In this article, we share 5 tips to help you create a great meeting agenda so that everyone walks out of the meetings feeling accomplished and productive.

1. Define meeting objective and expected outcome

2. List agenda topics as questions

3. Estimate time to be spent on each topic

4. Prioritize discussion topics

5. Share agenda before the meeting and ask others to contribute

As always, let’s get into the details!

1.  Define meeting objective and expected outcome

This is the right time to outline the meeting objective and what are the expected take-aways or outcome of the meeting. Do you want to share an update with your team? Do you need your team’s feedback? Do you want to align on a strategy? By clearly outlining your meeting goals, you are more likely to get the desired outcome at the end of the meeting.

Additionally, outlining meeting objective and expected outcome helps in two additional ways – First, it is a forcing function for meeting owner to reflect on the meeting goals and plan for a more structured discussion. And second, it gives context to the meeting attendees and prepares them to participate in the discussion with the intention to arrive at the expected outcome and actions items at the end of the meeting.

2. List agenda topics as questions

The key to a productive meeting is to remove vagueness and articulate the discussion topics as clearly as possible. “Discuss project XYZ” is an extremely open-ended agenda topic – while attendees will understand that they are expected to discuss project XYZ, they have no clue what needs to be discussed - Is the meeting to kick-off project XYZ? Is it to scope project XYZ? Is it to identify blockers/next steps in project XYZ? And the list goes on... Instead, frame agenda topics as questions. For this example, it can be “What are the resources required to deliver on project XYZ?”

Listing agenda topics as questions is also a good way to keep the discussion on track during the meeting. If you hear an attendee commenting on the technical details of project XYZ and possible derailing the conversation, “That’s a great point but remind how it helps answer the question at hand?” will help bring the discussion back on track.

3. Estimate time to be spent on each topic

Along with planning the discussion topic for the meeting, it is a good idea to allot time to every topic. This small input works wonders to ensure that attendees stay focused on the agenda topic and forces them to wrap up every discussion on time. This is also good exercise for the meeting owner to review the length of the meeting (ahead of the meeting) so that they do not setup too long or too short meeting. During the meeting, you can always use this as a reference to get a sense of the time and reset if you fear that you might not be able to cover all agenda items.  

Remember to keep a 2-3 min buffer if it is a 30min meeting or (4-5min buffer for 60 min meeting) for unexpected interruptions (especially virtual meetings) or logistical/technical issues.  

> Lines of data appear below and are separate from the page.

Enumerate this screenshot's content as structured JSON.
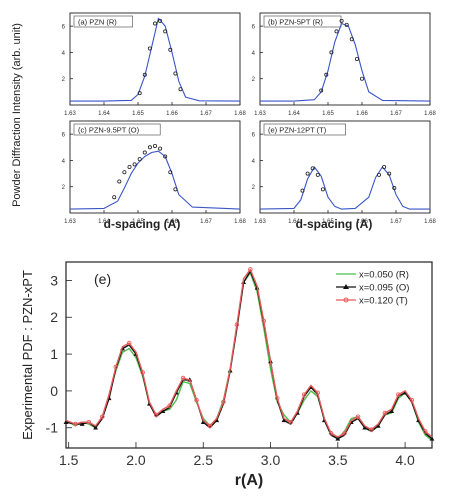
{
  "figure": {
    "top_ylabel": "Powder Diffraction Intensity (arb. unit)",
    "xlabel_left": "d-spacing (A)",
    "xlabel_right": "d-spacing (A)"
  },
  "chart_data": [
    {
      "type": "line",
      "panel_label": "(a) PZN (R)",
      "xlim": [
        1.63,
        1.68
      ],
      "ylim": [
        0,
        7
      ],
      "x_ticks": [
        "1.63",
        "1.64",
        "1.65",
        "1.66",
        "1.67",
        "1.68"
      ],
      "y_ticks": [
        "2",
        "4",
        "6"
      ],
      "x_tick_values": [
        1.63,
        1.64,
        1.65,
        1.66,
        1.67,
        1.68
      ],
      "y_tick_values": [
        2,
        4,
        6
      ],
      "series": [
        {
          "kind": "fit",
          "color": "#3a55c8",
          "x": [
            1.63,
            1.64,
            1.648,
            1.65,
            1.652,
            1.654,
            1.656,
            1.658,
            1.66,
            1.662,
            1.664,
            1.668,
            1.68
          ],
          "y": [
            0.3,
            0.3,
            0.35,
            0.8,
            2.2,
            4.4,
            6.6,
            6.0,
            4.0,
            1.8,
            0.6,
            0.32,
            0.3
          ]
        },
        {
          "kind": "data",
          "color": "#222222",
          "x": [
            1.6505,
            1.652,
            1.6535,
            1.655,
            1.6565,
            1.658,
            1.6595,
            1.661,
            1.6625
          ],
          "y": [
            0.9,
            2.3,
            4.3,
            6.2,
            6.4,
            5.6,
            4.2,
            2.4,
            1.2
          ]
        }
      ]
    },
    {
      "type": "line",
      "panel_label": "(b) PZN-5PT (R)",
      "xlim": [
        1.63,
        1.68
      ],
      "ylim": [
        0,
        7
      ],
      "x_ticks": [
        "1.63",
        "1.64",
        "1.65",
        "1.66",
        "1.67",
        "1.68"
      ],
      "y_ticks": [
        "2",
        "4",
        "6"
      ],
      "x_tick_values": [
        1.63,
        1.64,
        1.65,
        1.66,
        1.67,
        1.68
      ],
      "y_tick_values": [
        2,
        4,
        6
      ],
      "series": [
        {
          "kind": "fit",
          "color": "#3a55c8",
          "x": [
            1.63,
            1.64,
            1.646,
            1.648,
            1.65,
            1.652,
            1.654,
            1.656,
            1.658,
            1.66,
            1.662,
            1.666,
            1.68
          ],
          "y": [
            0.3,
            0.3,
            0.4,
            1.0,
            2.6,
            4.8,
            6.2,
            6.0,
            4.6,
            2.6,
            1.0,
            0.35,
            0.3
          ]
        },
        {
          "kind": "data",
          "color": "#222222",
          "x": [
            1.648,
            1.6495,
            1.651,
            1.6525,
            1.654,
            1.6555,
            1.657,
            1.6585,
            1.66
          ],
          "y": [
            1.1,
            2.3,
            4.0,
            5.6,
            6.4,
            6.1,
            5.0,
            3.5,
            2.0
          ]
        }
      ]
    },
    {
      "type": "line",
      "panel_label": "(c) PZN-9.5PT (O)",
      "xlim": [
        1.63,
        1.68
      ],
      "ylim": [
        0,
        7
      ],
      "x_ticks": [
        "1.63",
        "1.64",
        "1.65",
        "1.66",
        "1.67",
        "1.68"
      ],
      "y_ticks": [
        "2",
        "4",
        "6"
      ],
      "x_tick_values": [
        1.63,
        1.64,
        1.65,
        1.66,
        1.67,
        1.68
      ],
      "y_tick_values": [
        2,
        4,
        6
      ],
      "series": [
        {
          "kind": "fit",
          "color": "#3a55c8",
          "x": [
            1.63,
            1.64,
            1.644,
            1.646,
            1.648,
            1.65,
            1.652,
            1.654,
            1.656,
            1.658,
            1.66,
            1.662,
            1.666,
            1.68
          ],
          "y": [
            0.3,
            0.35,
            0.9,
            1.9,
            3.0,
            3.8,
            4.3,
            4.6,
            4.7,
            4.3,
            3.0,
            1.4,
            0.45,
            0.3
          ]
        },
        {
          "kind": "data",
          "color": "#222222",
          "x": [
            1.643,
            1.6445,
            1.646,
            1.6475,
            1.649,
            1.6505,
            1.652,
            1.6535,
            1.655,
            1.6565,
            1.658,
            1.6595,
            1.661
          ],
          "y": [
            1.2,
            2.4,
            3.1,
            3.5,
            3.7,
            4.1,
            4.6,
            5.0,
            5.1,
            4.9,
            4.3,
            3.1,
            1.8
          ]
        }
      ]
    },
    {
      "type": "line",
      "panel_label": "(e) PZN-12PT (T)",
      "xlim": [
        1.63,
        1.68
      ],
      "ylim": [
        0,
        7
      ],
      "x_ticks": [
        "1.63",
        "1.64",
        "1.65",
        "1.66",
        "1.67",
        "1.68"
      ],
      "y_ticks": [
        "2",
        "4",
        "6"
      ],
      "x_tick_values": [
        1.63,
        1.64,
        1.65,
        1.66,
        1.67,
        1.68
      ],
      "y_tick_values": [
        2,
        4,
        6
      ],
      "series": [
        {
          "kind": "fit",
          "color": "#3a55c8",
          "x": [
            1.63,
            1.64,
            1.642,
            1.644,
            1.646,
            1.648,
            1.65,
            1.652,
            1.654,
            1.658,
            1.662,
            1.664,
            1.666,
            1.668,
            1.67,
            1.672,
            1.674,
            1.68
          ],
          "y": [
            0.3,
            0.35,
            1.0,
            2.6,
            3.5,
            2.8,
            1.2,
            0.5,
            0.3,
            0.35,
            1.2,
            2.7,
            3.5,
            2.9,
            1.4,
            0.5,
            0.3,
            0.3
          ]
        },
        {
          "kind": "data",
          "color": "#222222",
          "x": [
            1.6425,
            1.644,
            1.6455,
            1.647,
            1.6485,
            1.665,
            1.6665,
            1.668,
            1.6695
          ],
          "y": [
            1.7,
            3.0,
            3.4,
            2.9,
            1.8,
            2.9,
            3.5,
            3.0,
            1.9
          ]
        }
      ]
    },
    {
      "type": "line",
      "panel_label": "(e)",
      "xlabel": "r(A)",
      "ylabel": "Experimental PDF : PZN-xPT",
      "xlim": [
        1.48,
        4.2
      ],
      "ylim": [
        -1.55,
        3.5
      ],
      "x_ticks": [
        "1.5",
        "2.0",
        "2.5",
        "3.0",
        "3.5",
        "4.0"
      ],
      "y_ticks": [
        "-1",
        "0",
        "1",
        "2",
        "3"
      ],
      "x_tick_values": [
        1.5,
        2.0,
        2.5,
        3.0,
        3.5,
        4.0
      ],
      "y_tick_values": [
        -1,
        0,
        1,
        2,
        3
      ],
      "legend_position": "top-right",
      "grid": false,
      "series": [
        {
          "name": "x=0.050 (R)",
          "color": "#4cbf4c",
          "marker": "none",
          "x": [
            1.48,
            1.55,
            1.6,
            1.65,
            1.7,
            1.75,
            1.8,
            1.85,
            1.9,
            1.95,
            2.0,
            2.05,
            2.1,
            2.15,
            2.2,
            2.25,
            2.3,
            2.35,
            2.4,
            2.45,
            2.5,
            2.55,
            2.6,
            2.65,
            2.7,
            2.75,
            2.8,
            2.85,
            2.9,
            2.95,
            3.0,
            3.05,
            3.1,
            3.15,
            3.2,
            3.25,
            3.3,
            3.35,
            3.4,
            3.45,
            3.5,
            3.55,
            3.6,
            3.65,
            3.7,
            3.75,
            3.8,
            3.85,
            3.9,
            3.95,
            4.0,
            4.05,
            4.1,
            4.15,
            4.2
          ],
          "y": [
            -0.8,
            -0.95,
            -0.85,
            -0.9,
            -1.0,
            -0.7,
            -0.1,
            0.55,
            1.05,
            1.15,
            0.9,
            0.4,
            -0.35,
            -0.65,
            -0.55,
            -0.5,
            -0.25,
            0.25,
            0.2,
            -0.3,
            -0.75,
            -0.95,
            -0.75,
            -0.25,
            0.6,
            1.75,
            2.95,
            3.2,
            2.7,
            1.7,
            0.6,
            -0.3,
            -0.65,
            -0.85,
            -0.6,
            -0.25,
            0.0,
            -0.15,
            -0.75,
            -1.2,
            -1.3,
            -1.1,
            -0.75,
            -0.7,
            -0.95,
            -1.1,
            -0.9,
            -0.65,
            -0.6,
            -0.2,
            -0.05,
            -0.3,
            -0.85,
            -1.2,
            -1.35
          ]
        },
        {
          "name": "x=0.095 (O)",
          "color": "#111111",
          "marker": "triangle",
          "x": [
            1.48,
            1.55,
            1.6,
            1.65,
            1.7,
            1.75,
            1.8,
            1.85,
            1.9,
            1.95,
            2.0,
            2.05,
            2.1,
            2.15,
            2.2,
            2.25,
            2.3,
            2.35,
            2.4,
            2.45,
            2.5,
            2.55,
            2.6,
            2.65,
            2.7,
            2.75,
            2.8,
            2.85,
            2.9,
            2.95,
            3.0,
            3.05,
            3.1,
            3.15,
            3.2,
            3.25,
            3.3,
            3.35,
            3.4,
            3.45,
            3.5,
            3.55,
            3.6,
            3.65,
            3.7,
            3.75,
            3.8,
            3.85,
            3.9,
            3.95,
            4.0,
            4.05,
            4.1,
            4.15,
            4.2
          ],
          "y": [
            -0.85,
            -0.9,
            -0.9,
            -0.85,
            -1.0,
            -0.75,
            -0.2,
            0.6,
            1.15,
            1.25,
            1.0,
            0.45,
            -0.35,
            -0.7,
            -0.55,
            -0.45,
            -0.05,
            0.3,
            0.3,
            -0.25,
            -0.85,
            -1.0,
            -0.8,
            -0.35,
            0.55,
            1.7,
            2.95,
            3.25,
            2.8,
            1.85,
            0.8,
            -0.25,
            -0.8,
            -0.9,
            -0.6,
            -0.15,
            0.1,
            -0.1,
            -0.8,
            -1.2,
            -1.3,
            -1.2,
            -0.85,
            -0.75,
            -1.0,
            -1.1,
            -0.95,
            -0.65,
            -0.55,
            -0.15,
            -0.05,
            -0.3,
            -0.8,
            -1.15,
            -1.3
          ]
        },
        {
          "name": "x=0.120 (T)",
          "color": "#e85a5a",
          "marker": "circle",
          "x": [
            1.48,
            1.55,
            1.6,
            1.65,
            1.7,
            1.75,
            1.8,
            1.85,
            1.9,
            1.95,
            2.0,
            2.05,
            2.1,
            2.15,
            2.2,
            2.25,
            2.3,
            2.35,
            2.4,
            2.45,
            2.5,
            2.55,
            2.6,
            2.65,
            2.7,
            2.75,
            2.8,
            2.85,
            2.9,
            2.95,
            3.0,
            3.05,
            3.1,
            3.15,
            3.2,
            3.25,
            3.3,
            3.35,
            3.4,
            3.45,
            3.5,
            3.55,
            3.6,
            3.65,
            3.7,
            3.75,
            3.8,
            3.85,
            3.9,
            3.95,
            4.0,
            4.05,
            4.1,
            4.15,
            4.2
          ],
          "y": [
            -0.8,
            -0.9,
            -0.85,
            -0.85,
            -0.95,
            -0.7,
            -0.1,
            0.65,
            1.2,
            1.3,
            1.05,
            0.5,
            -0.3,
            -0.65,
            -0.5,
            -0.4,
            0.0,
            0.35,
            0.3,
            -0.25,
            -0.8,
            -0.95,
            -0.75,
            -0.3,
            0.6,
            1.8,
            3.05,
            3.3,
            2.85,
            1.9,
            0.8,
            -0.2,
            -0.75,
            -0.85,
            -0.55,
            -0.1,
            0.15,
            -0.05,
            -0.75,
            -1.15,
            -1.25,
            -1.15,
            -0.8,
            -0.7,
            -0.95,
            -1.05,
            -0.9,
            -0.6,
            -0.5,
            -0.1,
            0.0,
            -0.25,
            -0.75,
            -1.1,
            -1.25
          ]
        }
      ]
    }
  ]
}
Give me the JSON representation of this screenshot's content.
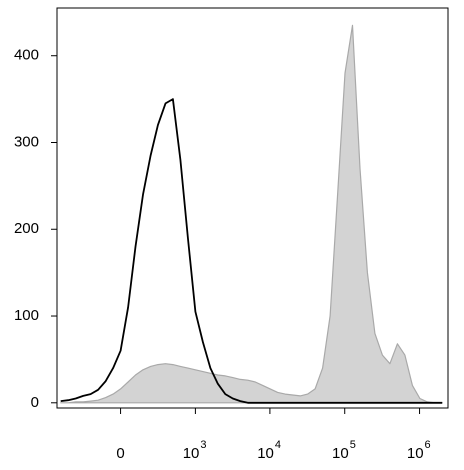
{
  "chart_data": {
    "type": "histogram",
    "xscale": "biexponential",
    "x": [
      -621,
      -486,
      -377,
      -287,
      -214,
      -151,
      -96,
      -47,
      0,
      47,
      96,
      151,
      214,
      287,
      377,
      486,
      621,
      789,
      1000,
      1264,
      1594,
      2010,
      2533,
      3190,
      4019,
      5061,
      6371,
      8022,
      10100,
      12700,
      16000,
      20200,
      25400,
      31900,
      40200,
      50600,
      63700,
      80200,
      101000,
      127000,
      160000,
      201000,
      253000,
      319000,
      402000,
      506000,
      637000,
      802000,
      1010000,
      1270000,
      1600000,
      2010000
    ],
    "series": [
      {
        "color": "#a9a9a9",
        "fill": "#d3d3d3",
        "values": [
          0,
          0,
          1,
          1,
          2,
          3,
          6,
          10,
          16,
          24,
          32,
          38,
          42,
          44,
          45,
          44,
          42,
          40,
          38,
          36,
          34,
          32,
          31,
          29,
          27,
          26,
          24,
          20,
          16,
          12,
          10,
          9,
          8,
          10,
          16,
          40,
          100,
          240,
          380,
          435,
          270,
          150,
          80,
          55,
          45,
          68,
          55,
          20,
          5,
          1,
          0,
          0
        ]
      },
      {
        "color": "#000000",
        "fill": "none",
        "values": [
          2,
          3,
          5,
          8,
          10,
          15,
          25,
          40,
          60,
          110,
          180,
          240,
          285,
          320,
          345,
          350,
          280,
          190,
          105,
          70,
          40,
          22,
          10,
          5,
          2,
          0,
          0,
          0,
          0,
          0,
          0,
          0,
          0,
          0,
          0,
          0,
          0,
          0,
          0,
          0,
          0,
          0,
          0,
          0,
          0,
          0,
          0,
          0,
          0,
          0,
          0,
          0
        ]
      }
    ],
    "xlim": [
      -700,
      2400000
    ],
    "xticks": [
      0,
      {
        "value": 1000,
        "label": "10",
        "sup": "3"
      },
      {
        "value": 10000,
        "label": "10",
        "sup": "4"
      },
      {
        "value": 100000,
        "label": "10",
        "sup": "5"
      },
      {
        "value": 1000000,
        "label": "10",
        "sup": "6"
      }
    ],
    "ylim": [
      -6,
      455
    ],
    "yticks": [
      0,
      100,
      200,
      300,
      400
    ]
  }
}
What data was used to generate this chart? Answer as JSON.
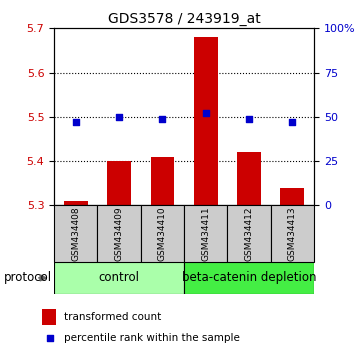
{
  "title": "GDS3578 / 243919_at",
  "samples": [
    "GSM434408",
    "GSM434409",
    "GSM434410",
    "GSM434411",
    "GSM434412",
    "GSM434413"
  ],
  "transformed_count": [
    5.31,
    5.4,
    5.41,
    5.68,
    5.42,
    5.34
  ],
  "percentile_rank": [
    47,
    50,
    49,
    52,
    49,
    47
  ],
  "bar_baseline": 5.3,
  "ylim_left": [
    5.3,
    5.7
  ],
  "ylim_right": [
    0,
    100
  ],
  "yticks_left": [
    5.3,
    5.4,
    5.5,
    5.6,
    5.7
  ],
  "yticks_right": [
    0,
    25,
    50,
    75,
    100
  ],
  "ytick_labels_right": [
    "0",
    "25",
    "50",
    "75",
    "100%"
  ],
  "bar_color": "#cc0000",
  "point_color": "#0000cc",
  "control_samples": 3,
  "protocol_groups": [
    "control",
    "beta-catenin depletion"
  ],
  "protocol_colors_light": "#aaffaa",
  "protocol_colors_dark": "#44ee44",
  "protocol_label": "protocol",
  "legend_bar_label": "transformed count",
  "legend_point_label": "percentile rank within the sample",
  "left_axis_color": "#cc0000",
  "right_axis_color": "#0000cc",
  "title_fontsize": 10,
  "tick_fontsize": 8,
  "sample_fontsize": 6.5,
  "protocol_fontsize": 8.5,
  "legend_fontsize": 7.5,
  "sample_box_color": "#cccccc",
  "grid_dotted_color": "#555555"
}
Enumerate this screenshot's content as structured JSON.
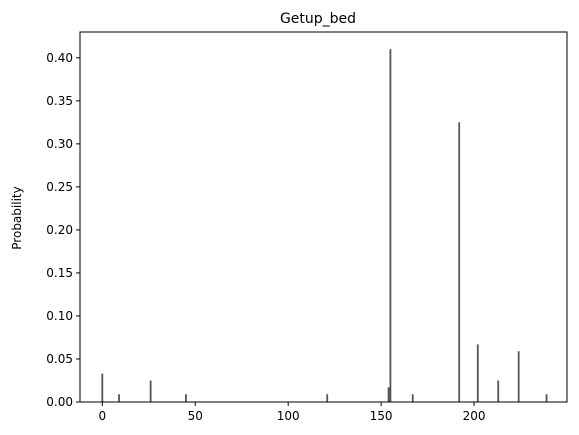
{
  "chart_data": {
    "type": "bar",
    "title": "Getup_bed",
    "xlabel": "",
    "ylabel": "Probability",
    "xlim": [
      -12,
      250
    ],
    "ylim": [
      0,
      0.43
    ],
    "xticks": [
      0,
      50,
      100,
      150,
      200
    ],
    "yticks": [
      0.0,
      0.05,
      0.1,
      0.15,
      0.2,
      0.25,
      0.3,
      0.35,
      0.4
    ],
    "ytick_labels": [
      "0.00",
      "0.05",
      "0.10",
      "0.15",
      "0.20",
      "0.25",
      "0.30",
      "0.35",
      "0.40"
    ],
    "grid": false,
    "legend": "none",
    "bar_color": "#555555",
    "points": [
      {
        "x": 0,
        "y": 0.033
      },
      {
        "x": 9,
        "y": 0.009
      },
      {
        "x": 26,
        "y": 0.025
      },
      {
        "x": 45,
        "y": 0.009
      },
      {
        "x": 121,
        "y": 0.009
      },
      {
        "x": 154,
        "y": 0.017
      },
      {
        "x": 155,
        "y": 0.41
      },
      {
        "x": 167,
        "y": 0.009
      },
      {
        "x": 192,
        "y": 0.325
      },
      {
        "x": 202,
        "y": 0.067
      },
      {
        "x": 213,
        "y": 0.025
      },
      {
        "x": 224,
        "y": 0.059
      },
      {
        "x": 239,
        "y": 0.009
      }
    ]
  }
}
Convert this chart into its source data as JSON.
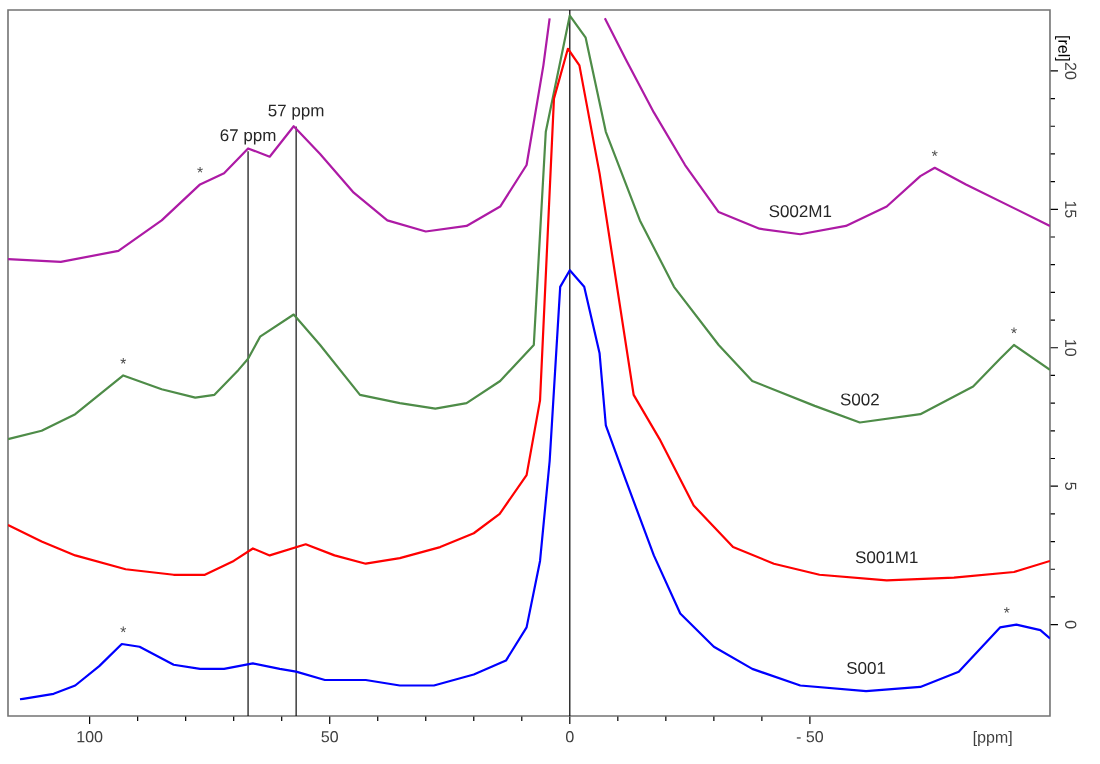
{
  "chart_data": {
    "type": "line",
    "xlabel": "[ppm]",
    "ylabel": "[rel]",
    "xlim": [
      117,
      -100
    ],
    "ylim": [
      -3.3,
      22.2
    ],
    "xticks": [
      100,
      50,
      0,
      {
        "value": -50,
        "label": "- 50"
      }
    ],
    "yticks": [
      0,
      5,
      10,
      15,
      20
    ],
    "series": [
      {
        "name": "S002M1",
        "color": "#ad1aa5",
        "x": [
          117,
          106,
          94,
          85,
          77,
          72,
          67,
          62.5,
          57.5,
          52,
          45,
          38,
          30,
          21.5,
          14.5,
          9,
          5.5,
          4.2,
          0,
          -7.3,
          -11.7,
          -17.5,
          -24,
          -31,
          -39.5,
          -48,
          -57.5,
          -66,
          -73,
          -76,
          -82.5,
          -100
        ],
        "values": [
          13.2,
          13.1,
          13.5,
          14.6,
          15.9,
          16.3,
          17.2,
          16.9,
          18.0,
          17.0,
          15.6,
          14.6,
          14.2,
          14.4,
          15.1,
          16.6,
          20.2,
          21.9,
          null,
          21.9,
          20.4,
          18.5,
          16.6,
          14.9,
          14.3,
          14.1,
          14.4,
          15.1,
          16.2,
          16.5,
          15.9,
          14.4
        ]
      },
      {
        "name": "S002",
        "color": "#4e8c48",
        "x": [
          117,
          110,
          103,
          93,
          85,
          78,
          74,
          69,
          67,
          64.5,
          57.5,
          52,
          43.7,
          35.4,
          28,
          21.5,
          14.5,
          7.5,
          5,
          0,
          -3.3,
          -7.5,
          -14.6,
          -21.7,
          -31,
          -38,
          -51,
          -60.4,
          -73,
          -84,
          -89.6,
          -92.5,
          -100
        ],
        "values": [
          6.7,
          7.0,
          7.6,
          9.0,
          8.5,
          8.2,
          8.3,
          9.2,
          9.6,
          10.4,
          11.2,
          10.1,
          8.3,
          8.0,
          7.8,
          8.0,
          8.8,
          10.1,
          17.8,
          22.0,
          21.2,
          17.8,
          14.6,
          12.2,
          10.1,
          8.8,
          7.9,
          7.3,
          7.6,
          8.6,
          9.6,
          10.1,
          9.2
        ]
      },
      {
        "name": "S001M1",
        "color": "#ff0000",
        "x": [
          117,
          110,
          103,
          92.5,
          82.5,
          76,
          70,
          66,
          62.5,
          55,
          49,
          42.5,
          35.4,
          27,
          20,
          14.6,
          9,
          6.2,
          3.3,
          0.4,
          -2,
          -6.2,
          -13.3,
          -18.7,
          -25.8,
          -34,
          -42.5,
          -52,
          -66,
          -80,
          -92.5,
          -100
        ],
        "values": [
          3.6,
          3.0,
          2.5,
          2.0,
          1.8,
          1.8,
          2.3,
          2.75,
          2.5,
          2.9,
          2.5,
          2.2,
          2.4,
          2.8,
          3.3,
          4.0,
          5.4,
          8.1,
          19.0,
          20.8,
          20.2,
          16.3,
          8.3,
          6.7,
          4.3,
          2.8,
          2.2,
          1.8,
          1.6,
          1.7,
          1.9,
          2.3
        ]
      },
      {
        "name": "S001",
        "color": "#0000ff",
        "x": [
          114.5,
          107.5,
          103,
          98,
          93.3,
          89.6,
          82.5,
          77,
          72,
          66,
          60.4,
          57,
          51,
          42.5,
          35.4,
          28.3,
          20,
          13.3,
          9,
          6.2,
          4.2,
          2,
          0,
          -3,
          -6.2,
          -7.5,
          -11.7,
          -17.5,
          -23,
          -30,
          -38,
          -48,
          -61.7,
          -73,
          -81,
          -89.6,
          -93,
          -98,
          -100
        ],
        "values": [
          -2.7,
          -2.5,
          -2.2,
          -1.5,
          -0.7,
          -0.8,
          -1.45,
          -1.6,
          -1.6,
          -1.4,
          -1.6,
          -1.7,
          -2.0,
          -2.0,
          -2.2,
          -2.2,
          -1.8,
          -1.3,
          -0.1,
          2.3,
          5.9,
          12.2,
          12.8,
          12.2,
          9.8,
          7.2,
          5.2,
          2.5,
          0.4,
          -0.8,
          -1.6,
          -2.2,
          -2.4,
          -2.25,
          -1.7,
          -0.1,
          0.0,
          -0.2,
          -0.5
        ]
      }
    ],
    "ref_lines": [
      {
        "axis": "x",
        "value": 67,
        "label": "67 ppm",
        "color": "#000000"
      },
      {
        "axis": "x",
        "value": 57,
        "label": "57 ppm",
        "color": "#000000"
      },
      {
        "axis": "x",
        "value": 0,
        "color": "#000000"
      }
    ],
    "annotations": [
      {
        "text": "*",
        "x": 77,
        "y": 15.9
      },
      {
        "text": "*",
        "x": -76,
        "y": 16.5
      },
      {
        "text": "*",
        "x": 93,
        "y": 9.0
      },
      {
        "text": "*",
        "x": -92.5,
        "y": 10.1
      },
      {
        "text": "*",
        "x": 93,
        "y": -0.7
      },
      {
        "text": "*",
        "x": -91,
        "y": 0.0
      }
    ]
  }
}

4. Prioritize discussion topics

This comes handy when you are running out of time during the meeting. Prioritizing your discussion topics will ensure that even if you were not able to get through the entire agenda, you are still walking out of the meeting with your top priorities addressed. As a meeting owner, you own the prioritization, and you can choose to share or not share the priority with the larger meeting audience.

5. Share agenda before the meeting and ask others to contribute

Doesn’t it feel nice when you start a meeting and find all meeting attendees actively participating and owning the discussion? A great way to achieve that is by sharing the agenda ahead of the meeting and asking the attendees to contribute as needed. By doing this, you give attendees a chance to prepare for the discussion and be an active participant. Moreover, by contributing to the agenda, the meeting attendees co-own the agenda and are more driven to arrive at the expected outcome. Sharing the agenda ahead of the meeting also helps the note-taker to prepare their template for capturing the meeting minutes.